Evlilikte anonim olmuş davranış şekillerimiz vardır. Üstelik bu davranışlar belli memlekete has davranışlar da değil… Evlenirsin; beş, altı ay sonra herkesin dilinde bir “çocukları olmuyor mu acaba?” sözü… E, sana ne! Yok, öyle bir tepki veremezsin, kendini ispatlamalısın… Çünkü kime gitsen, kimler size gelse, hep sana acıyarak konuşurlar. Dayanamazsınız bu bakışlara ve gaza gelip hemen cevabı verirsiniz. Çocuk eve katıldı mı, işyerine eli boş gidemezsin, illa bir tatlıyla seni işyerine alırla.

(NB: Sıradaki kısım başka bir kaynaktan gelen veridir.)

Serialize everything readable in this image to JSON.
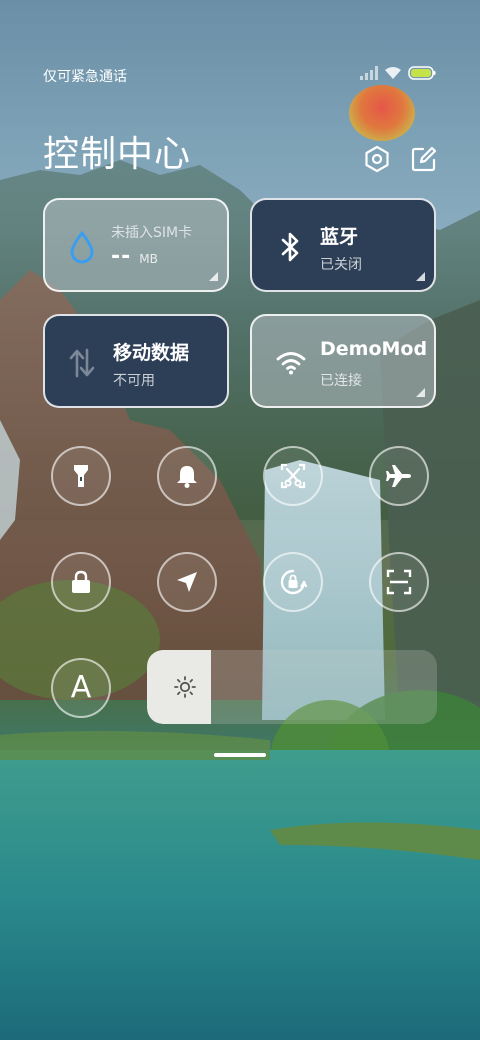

E, çocuk bu, hasta falan oluyor, onun için de araç gerekiyor. Borç harç, araba alırsın. “Kardeş araban hayırlı olsun, ne zaman ıslatacağız?” diye takılmalar başlar ve susmazlar hedeflerine varıncaya kadar. Sen arabayı, çocuk da altını ıslatır, zararda olan bir tek sensindir. Diyelim ki çocuk sayısında artış oldu, bu sefer yeni bir eve çıkarsın; herkes “hayırlı olsun”a gelir. Onları ağırlamak için alışveriş yaparsın, masraf, masraf üstüne olur… Eşinle mutlu olduğun için yaparsın ama bir bakmışsın ki akrabalar eşinle olan aranı açmayı başarmışlar… Bir bakmışsın ki adliyedesin ve ismini birisi çığırıyor… Dışarı çıktığında dul olursun, herkes sana son sözünü söyler: “Bir evliliği bile yürütemedi! Yazıklar olsun sana!”...
Ebe
Ebe ebe nerede?
Su doldurur derede.
Dere boyu çalılık,
Derede olur balık,
Şu ebe de ne alık.
Oltamı attım,
Balığı tuttum.
Balık suya dalamaz,
Ebe beni bulamaz.
Bir, iki, üç, dört, beş, altı, yedi
Bunu kim dedi,
Diyen dedi on yedi,
Yağlı böreği kim yedi?
İşte böyle şeyler ezberleyerek büyüyen çocukların cümlelerinde ileri dönemlerde anlamsızlıklar görülmesi gayet normaldir. Konudan konuya atlayışlar, arada bir laf sokmalar, “Derede olur balık” sözüyle balığın mekânını öğrenmeler, balıkla ebenin bağdaştırılması ve ebe ile dalga geçişler derken, tekerleme mi uzun geliyor ki acıktığından börek diye sayıklamalar... Bunları hakikaten kimler uydurmuştur? Her çocuk üzerine düşen görevin, bunları ezberlemek olduğunu bildiğinden, anlamına bakmadan ha bire ezberliyor.
Cam
Bir cam
İki cam
Üç cam
Dört cam
Beş cam
Altı cam
Yedi cam
Sekiz cam
Dokuz cam
On cam
Bu da benim amcam.
Amcanın nasıl ortaya çıktığını öğretir. Düşünsenize, yanınızda bulunan amcanızı tanımayan biri, “Pardon, yanındaki ile tanıştırmayacak mısın beni?” dediğinde, biz de bu tekerlemeden yol alarak anlattığımızda, aklımızı peynir ekmekle yediğimizi, peynir ekmek olmadan da yiyebilecek karaktere sahip olduğumuzu kanıtlamış oluruz. O anda amcanın düştüğü hal içler acısı. Bir cam, iki cam şeklinde sayarken sonunda kendisinin çıktığını öğrenen amca, “Oh, nihayet beni hatırladı!” tepkisini verebilir ve yeğeninin yanından uzaklaşmasının, kendi zekâsı için iyi olacağı kanısına varır.